An employee died from injuries sustained while working with equipment that touched an overhead power line. A worker for the same company suffered injuries previously in a similar incident. Now the company faces almost half-a-million dollars in OSHA fines.
On Sept. 17, 2012, a crew employed by Highway Technologies, Inc., of Minneapolis was replacing guard rails on a 13-mile stretch of I-94 in Wisconsin.
Joseph Janisch, 34, was part of the crew. A piece of construction equipment struck an overhead power line. Janisch was found lying on the ground, unresponsive, according to local media reports.
The six instance-by-instance willful violations are for failure to ensure that parts of the equipment being operated weren’t within 10 feet of a power line. These citations include instances of failure to ensure that any part of the machinery wasn’t within six feet of an overhead power line while the machinery was traveling beneath the lines.

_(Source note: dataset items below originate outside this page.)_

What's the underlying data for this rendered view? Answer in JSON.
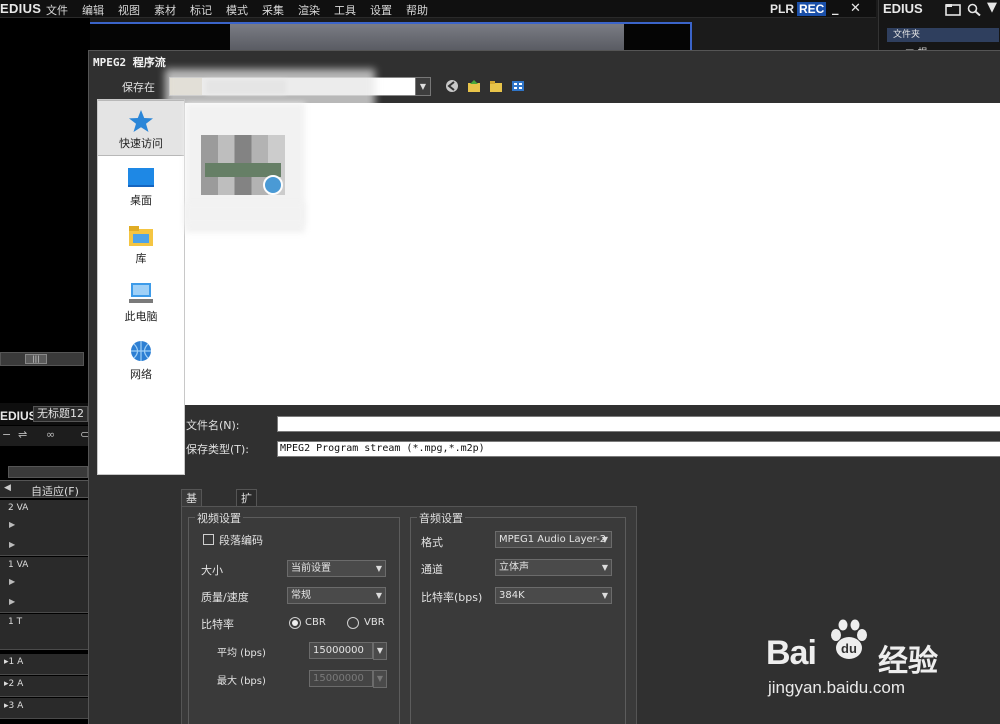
{
  "menubar": {
    "brand": "EDIUS",
    "items": [
      "文件",
      "编辑",
      "视图",
      "素材",
      "标记",
      "模式",
      "采集",
      "渲染",
      "工具",
      "设置",
      "帮助"
    ],
    "plr": "PLR",
    "rec": "REC",
    "minimize": "_",
    "close": "✕"
  },
  "bin_panel": {
    "brand": "EDIUS",
    "folder_header": "文件夹",
    "root_node": "根"
  },
  "timeline": {
    "brand": "EDIUS",
    "sequence_title": "无标题12",
    "fit_label": "自适应(F)",
    "tracks": [
      "2 VA",
      "1 VA",
      "1 T",
      "1 A",
      "2 A",
      "3 A"
    ]
  },
  "dialog": {
    "title": "MPEG2 程序流",
    "save_in_label": "保存在",
    "places": [
      {
        "label": "快速访问",
        "icon": "star-icon"
      },
      {
        "label": "桌面",
        "icon": "desktop-icon"
      },
      {
        "label": "库",
        "icon": "library-folder-icon"
      },
      {
        "label": "此电脑",
        "icon": "computer-icon"
      },
      {
        "label": "网络",
        "icon": "network-icon"
      }
    ],
    "filename_label": "文件名(N):",
    "filename_value": "",
    "savetype_label": "保存类型(T):",
    "savetype_value": "MPEG2 Program stream (*.mpg,*.m2p)",
    "tabs": [
      "基本设置",
      "扩展设置"
    ],
    "video": {
      "group_title": "视频设置",
      "segment_encoding": "段落编码",
      "size_label": "大小",
      "size_value": "当前设置",
      "quality_label": "质量/速度",
      "quality_value": "常规",
      "bitrate_label": "比特率",
      "cbr": "CBR",
      "vbr": "VBR",
      "avg_label": "平均 (bps)",
      "avg_value": "15000000",
      "max_label": "最大 (bps)",
      "max_value": "15000000"
    },
    "audio": {
      "group_title": "音频设置",
      "format_label": "格式",
      "format_value": "MPEG1 Audio Layer-2",
      "channel_label": "通道",
      "channel_value": "立体声",
      "bitrate_label": "比特率(bps)",
      "bitrate_value": "384K"
    }
  },
  "watermark": {
    "brand_latin": "Bai",
    "brand_du": "du",
    "brand_cn": "经验",
    "url": "jingyan.baidu.com"
  }
}
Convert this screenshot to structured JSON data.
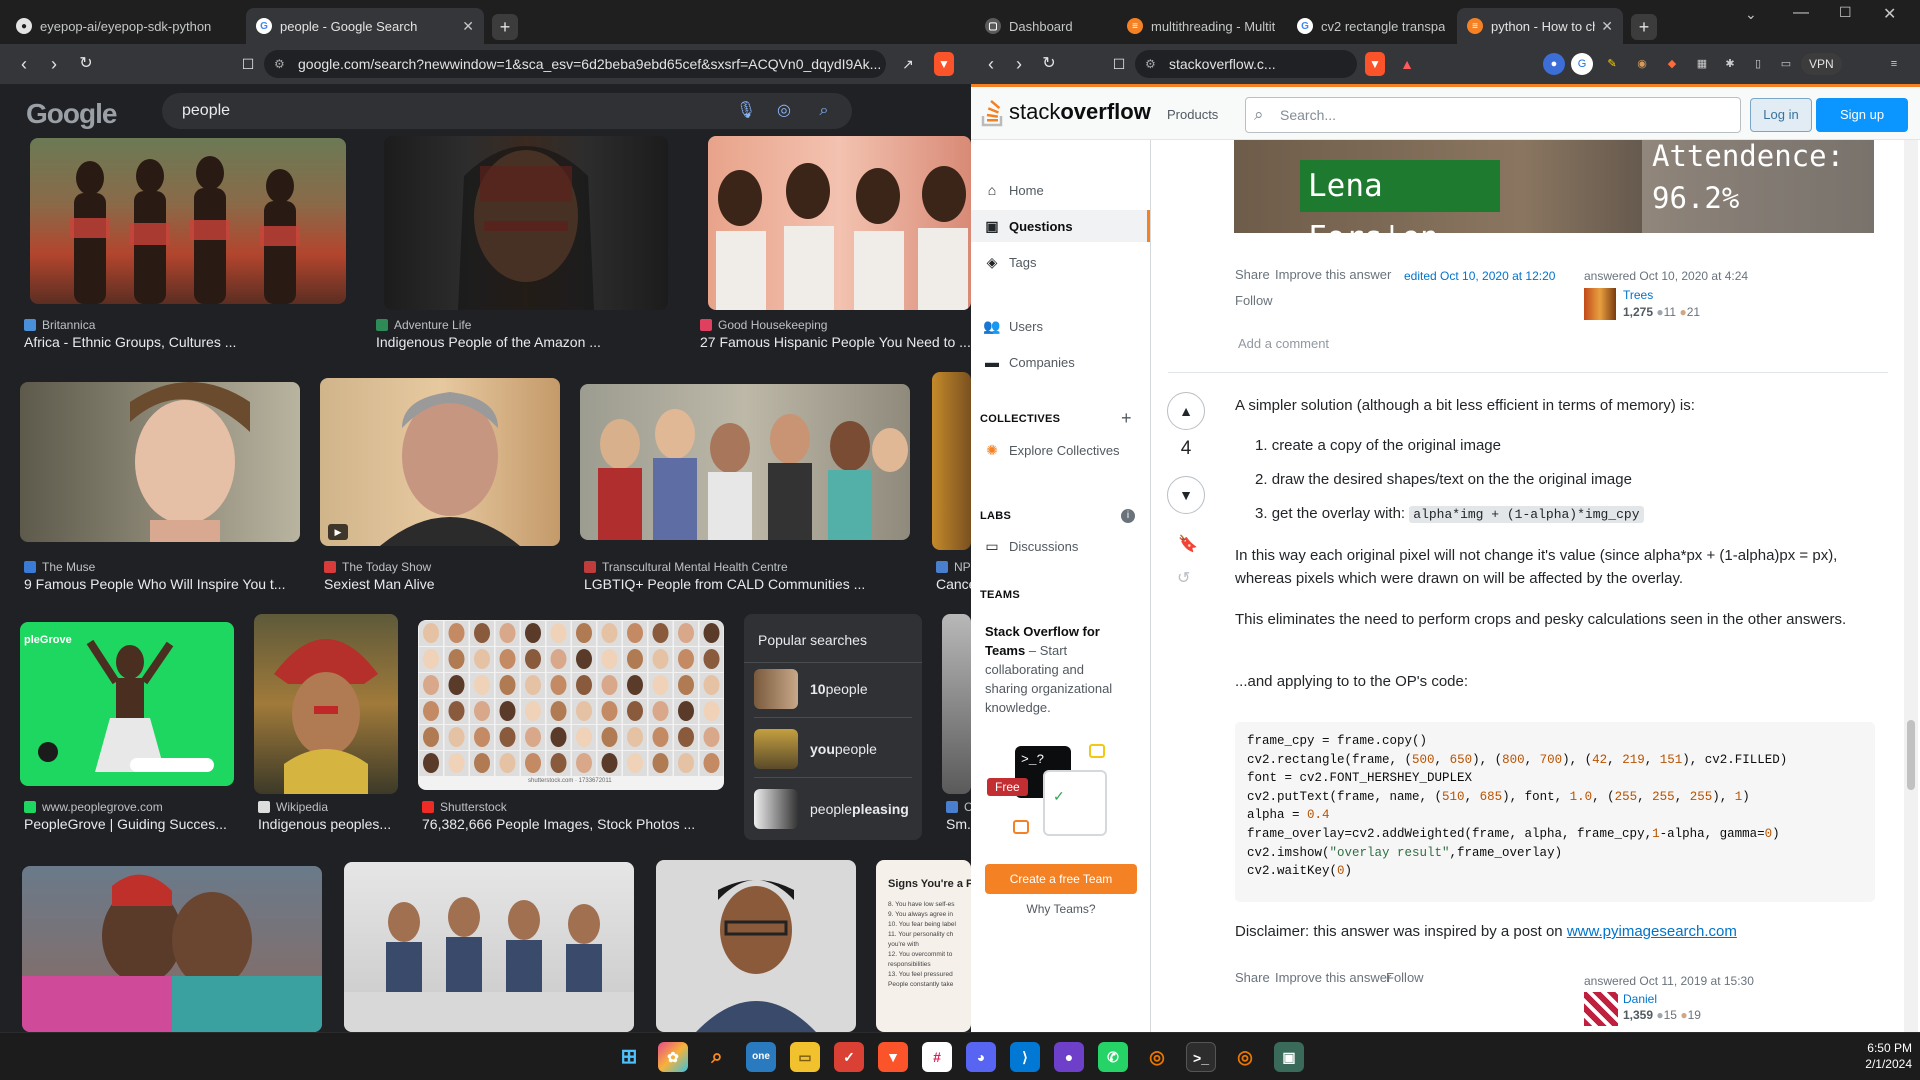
{
  "left_window": {
    "tabs": [
      {
        "title": "eyepop-ai/eyepop-sdk-python",
        "active": false
      },
      {
        "title": "people - Google Search",
        "active": true
      }
    ],
    "url": "google.com/search?newwindow=1&sca_esv=6d2beba9ebd65cef&sxsrf=ACQVn0_dqydI9Ak...",
    "google": {
      "logo": "Google",
      "query": "people",
      "results": [
        {
          "source": "Britannica",
          "title": "Africa - Ethnic Groups, Cultures ..."
        },
        {
          "source": "Adventure Life",
          "title": "Indigenous People of the Amazon ..."
        },
        {
          "source": "Good Housekeeping",
          "title": "27 Famous Hispanic People You Need to ..."
        },
        {
          "source": "The Muse",
          "title": "9 Famous People Who Will Inspire You t..."
        },
        {
          "source": "The Today Show",
          "title": "Sexiest Man Alive"
        },
        {
          "source": "Transcultural Mental Health Centre",
          "title": "LGBTIQ+ People from CALD Communities ..."
        },
        {
          "source": "NPR",
          "title": "Cance..."
        },
        {
          "source": "www.peoplegrove.com",
          "title": "PeopleGrove | Guiding Succes..."
        },
        {
          "source": "Wikipedia",
          "title": "Indigenous peoples..."
        },
        {
          "source": "Shutterstock",
          "title": "76,382,666 People Images, Stock Photos ..."
        },
        {
          "source": "C",
          "title": "Sm..."
        }
      ],
      "popular_searches": {
        "heading": "Popular searches",
        "items": [
          {
            "bold": "10",
            "rest": " people"
          },
          {
            "bold": "you",
            "rest": " people"
          },
          {
            "bold": "",
            "rest": "people ",
            "bold_after": "pleasing"
          }
        ]
      },
      "thumb_texts": {
        "peoplegrove": "pleGrove",
        "shutterstock": "shutterstock.com · 1733672011",
        "signs": "Signs You're a P",
        "signs_lines": [
          "8. You have low self-es",
          "9. You always agree in",
          "10. You fear being label",
          "11. Your personality ch",
          "you're with",
          "12. You overcommit to",
          "responsibilities",
          "13. You feel pressured",
          "People constantly take"
        ]
      }
    }
  },
  "right_window": {
    "tabs": [
      {
        "title": "Dashboard",
        "active": false
      },
      {
        "title": "multithreading - Multith",
        "active": false
      },
      {
        "title": "cv2 rectangle transparen",
        "active": false
      },
      {
        "title": "python - How to cha",
        "active": true
      }
    ],
    "url": "stackoverflow.c...",
    "vpn_label": "VPN",
    "header": {
      "logo_plain": "stack",
      "logo_bold": "overflow",
      "products": "Products",
      "search_placeholder": "Search...",
      "login": "Log in",
      "signup": "Sign up"
    },
    "sidebar": {
      "items": [
        "Home",
        "Questions",
        "Tags",
        "Users",
        "Companies"
      ],
      "collectives_heading": "COLLECTIVES",
      "explore_collectives": "Explore Collectives",
      "labs_heading": "LABS",
      "discussions": "Discussions",
      "teams_heading": "TEAMS",
      "teams_title": "Stack Overflow for Teams",
      "teams_text": " – Start collaborating and sharing organizational knowledge.",
      "free_badge": "Free",
      "create_team": "Create a free Team",
      "why_teams": "Why Teams?"
    },
    "answer1": {
      "banner_name": "Lena Fors'en",
      "banner_stat1": "Attendence:",
      "banner_stat2": "96.2%",
      "share": "Share",
      "improve": "Improve this answer",
      "follow": "Follow",
      "edited": "edited Oct 10, 2020 at 12:20",
      "answered": "answered Oct 10, 2020 at 4:24",
      "user": "Trees",
      "rep": "1,275",
      "silver": "11",
      "bronze": "21",
      "add_comment": "Add a comment"
    },
    "answer2": {
      "votes": "4",
      "intro": "A simpler solution (although a bit less efficient in terms of memory) is:",
      "steps": [
        "create a copy of the original image",
        "draw the desired shapes/text on the the original image",
        "get the overlay with: "
      ],
      "step3_code": "alpha*img + (1-alpha)*img_cpy",
      "para1": "In this way each original pixel will not change it's value (since alpha*px + (1-alpha)px = px), whereas pixels which were drawn on will be affected by the overlay.",
      "para2": "This eliminates the need to perform crops and pesky calculations seen in the other answers.",
      "para3": "...and applying to to the OP's code:",
      "code_lines": [
        "frame_cpy = frame.copy()",
        "cv2.rectangle(frame, (500, 650), (800, 700), (42, 219, 151), cv2.FILLED)",
        "font = cv2.FONT_HERSHEY_DUPLEX",
        "cv2.putText(frame, name, (510, 685), font, 1.0, (255, 255, 255), 1)",
        "alpha = 0.4",
        "frame_overlay=cv2.addWeighted(frame, alpha, frame_cpy,1-alpha, gamma=0)",
        "cv2.imshow(\"overlay result\",frame_overlay)",
        "cv2.waitKey(0)"
      ],
      "disclaimer": "Disclaimer: this answer was inspired by a post on ",
      "disclaimer_link": "www.pyimagesearch.com",
      "share": "Share",
      "improve": "Improve this answer",
      "follow": "Follow",
      "answered": "answered Oct 11, 2019 at 15:30",
      "user": "Daniel",
      "rep": "1,359",
      "silver": "15",
      "bronze": "19"
    }
  },
  "taskbar": {
    "time": "6:50 PM",
    "date": "2/1/2024"
  },
  "colors": {
    "so_orange": "#f48225",
    "so_blue": "#0a95ff",
    "google_bg": "#202124"
  }
}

The company also faces four serious violations for failure to:
identify electrical work zones
determine if any part of the equipment being operated would be closer than 20 feet of a power line
training each worker on safe clearance distances from power lines, and
evaluate that each employee understood the training and risks of working near overhead power lines.
Before this investigation, Highway Technologies had been inspected by OSHA 10 times since 2007, with citations for nine serious violations.